KZNPO CONCERT MARCH 5 2009


(Pic: Conductor Yasuo Shinozaki)

Orchestra responds well to Yasuo Shinozaki’s energetic direction and Alexej Gorlatch gives beautiful performance of Mozart concerto. (Review by Michael Green)

The magic of Mozart drew a good-sized audience to this concert given by the KZN Philharmonic Orchestra under the baton of the Japanese conductor Yasuo Shinozaki.

The soloist was the Ukrainian pianist Alexej Gorlatch, who had created a great impression at his Friends of Music recital earlier in the week. His admirers were not disappointed.
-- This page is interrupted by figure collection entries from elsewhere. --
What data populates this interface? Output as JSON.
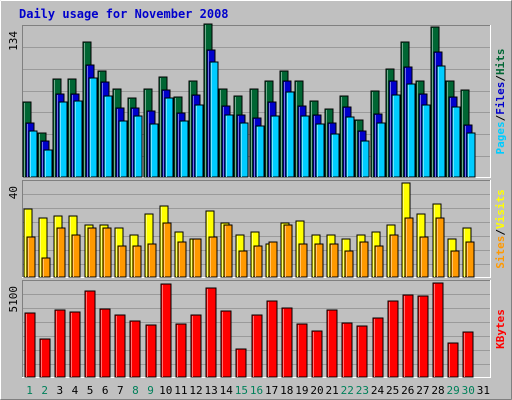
{
  "chart_data": {
    "type": "bar",
    "title": "Daily usage for November 2008",
    "categories": [
      "1",
      "2",
      "3",
      "4",
      "5",
      "6",
      "7",
      "8",
      "9",
      "10",
      "11",
      "12",
      "13",
      "14",
      "15",
      "16",
      "17",
      "18",
      "19",
      "20",
      "21",
      "22",
      "23",
      "24",
      "25",
      "26",
      "27",
      "28",
      "29",
      "30",
      "31"
    ],
    "weekend_days": [
      "1",
      "2",
      "8",
      "9",
      "15",
      "16",
      "22",
      "23",
      "29",
      "30"
    ],
    "panels": [
      {
        "id": "hits-files-pages",
        "ylabel_parts": [
          "Pages",
          "Files",
          "Hits"
        ],
        "ymax_label": "134",
        "ylim": [
          0,
          134
        ],
        "series": [
          {
            "name": "Hits",
            "color": "#006633",
            "values": [
              67,
              40,
              88,
              88,
              121,
              95,
              79,
              71,
              79,
              90,
              72,
              86,
              138,
              79,
              73,
              79,
              86,
              95,
              86,
              68,
              61,
              73,
              51,
              77,
              97,
              121,
              86,
              135,
              86,
              78
            ]
          },
          {
            "name": "Files",
            "color": "#0000cc",
            "values": [
              49,
              32,
              75,
              75,
              101,
              85,
              62,
              62,
              59,
              78,
              58,
              74,
              114,
              64,
              56,
              53,
              67,
              86,
              64,
              56,
              49,
              63,
              41,
              57,
              86,
              99,
              75,
              112,
              72,
              47
            ]
          },
          {
            "name": "Pages",
            "color": "#00ccff",
            "values": [
              41,
              24,
              67,
              68,
              89,
              73,
              50,
              55,
              48,
              71,
              50,
              65,
              103,
              56,
              49,
              46,
              55,
              76,
              55,
              48,
              39,
              54,
              32,
              49,
              74,
              84,
              65,
              100,
              63,
              40
            ]
          }
        ]
      },
      {
        "id": "visits-sites",
        "ylabel_parts": [
          "Sites",
          "Visits"
        ],
        "ymax_label": "40",
        "ylim": [
          0,
          40
        ],
        "series": [
          {
            "name": "Visits",
            "color": "#ffff00",
            "values": [
              29,
              25,
              26,
              26,
              22,
              22,
              21,
              18,
              27,
              30,
              19,
              16,
              28,
              23,
              18,
              19,
              14,
              23,
              24,
              18,
              18,
              16,
              18,
              19,
              22,
              40,
              27,
              31,
              16,
              21
            ]
          },
          {
            "name": "Sites",
            "color": "#ff9900",
            "values": [
              17,
              8,
              21,
              18,
              21,
              21,
              13,
              13,
              14,
              23,
              15,
              16,
              17,
              22,
              11,
              13,
              15,
              22,
              14,
              14,
              14,
              11,
              15,
              13,
              18,
              25,
              17,
              25,
              11,
              15
            ]
          }
        ]
      },
      {
        "id": "kbytes",
        "ylabel_parts": [
          "KBytes"
        ],
        "ymax_label": "5100",
        "ylim": [
          0,
          5100
        ],
        "series": [
          {
            "name": "KBytes",
            "color": "#ff0000",
            "values": [
              3450,
              2050,
              3650,
              3550,
              4680,
              3710,
              3340,
              3060,
              2800,
              5060,
              2890,
              3390,
              4810,
              3580,
              1500,
              3340,
              4140,
              3750,
              2860,
              2470,
              3660,
              2910,
              2780,
              3180,
              4150,
              4470,
              4370,
              5100,
              1850,
              2430
            ]
          }
        ]
      }
    ]
  }
}
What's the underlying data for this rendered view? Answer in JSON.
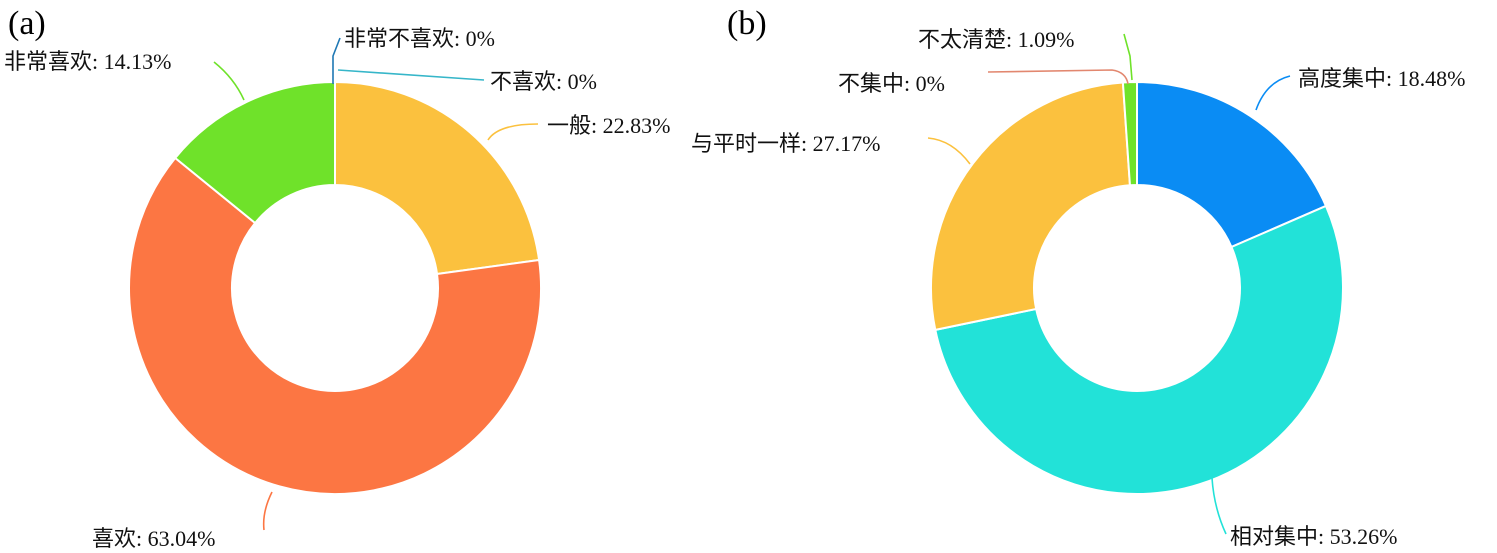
{
  "chart_data": [
    {
      "type": "pie",
      "variant": "donut",
      "panel": "(a)",
      "slices": [
        {
          "label": "一般",
          "value": 22.83,
          "text": "一般: 22.83%",
          "color": "#FBC13E"
        },
        {
          "label": "喜欢",
          "value": 63.04,
          "text": "喜欢: 63.04%",
          "color": "#FC7643"
        },
        {
          "label": "非常喜欢",
          "value": 14.13,
          "text": "非常喜欢: 14.13%",
          "color": "#6FE22A"
        },
        {
          "label": "非常不喜欢",
          "value": 0,
          "text": "非常不喜欢: 0%",
          "color": "#1F78B4"
        },
        {
          "label": "不喜欢",
          "value": 0,
          "text": "不喜欢: 0%",
          "color": "#36B6C9"
        }
      ]
    },
    {
      "type": "pie",
      "variant": "donut",
      "panel": "(b)",
      "slices": [
        {
          "label": "高度集中",
          "value": 18.48,
          "text": "高度集中: 18.48%",
          "color": "#0A8CF4"
        },
        {
          "label": "相对集中",
          "value": 53.26,
          "text": "相对集中: 53.26%",
          "color": "#22E2D8"
        },
        {
          "label": "与平时一样",
          "value": 27.17,
          "text": "与平时一样: 27.17%",
          "color": "#FBC13E"
        },
        {
          "label": "不集中",
          "value": 0,
          "text": "不集中: 0%",
          "color": "#E2876F"
        },
        {
          "label": "不太清楚",
          "value": 1.09,
          "text": "不太清楚: 1.09%",
          "color": "#6FE22A"
        }
      ]
    }
  ]
}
He gave a beautiful performance of Mozart’s Piano Concerto No. 18 in B flat major, named the Paradis because it was supposedly written for a 25-year-old blind pianist Maria Theresia Paradis (some modern scholars question this and point out that Mozart himself, not Paradis, gave the first performance in 1784).

No matter, it is a delectable work - not, I think, one of Mozart’s most famous compositions, but outstanding in its constant flow of melody, rich and varied even by Mozart’s standards.

Alexej Gorlatch is a remarkable figure on the concert platform. He is slender and boyish and looks even younger than his 20 or 21 years (he was born in 1988 in Kiev). He has a cherubic countenance, and there was something heart-catching in the sight of this young man giving so dedicated and accomplished a performance of a composer who was himself a virtuoso at that age. His articulation of the rapid keyboard passages was crystal clear, and he showed an impressive grasp of the tonal dynamics and contrasts.

Yasuo Shinozaki and the orchestra were admirable partners in this performance. The orchestra was reduced to Mozartian proportions - 30 strings, plus two oboes, two bassoons, two horns and a flute - but the players produced a good volume of sound, and the balance with the soloist was first-rate.

The concert opened with The Magic Flute overture and ended with a great masterwork, the “Jupiter” Symphony No. 41 in C major.

Here again the orchestra was in splendid form. Yasuo Shinozaki seems to have established a good rapport with the players and they responded well to his energetic direction. The balance of the instruments is particularly important in performing Mozart’s music, so that the listener can follow the various strands of melody, and on this occasion it was excellent, especially in the sublime slow movement.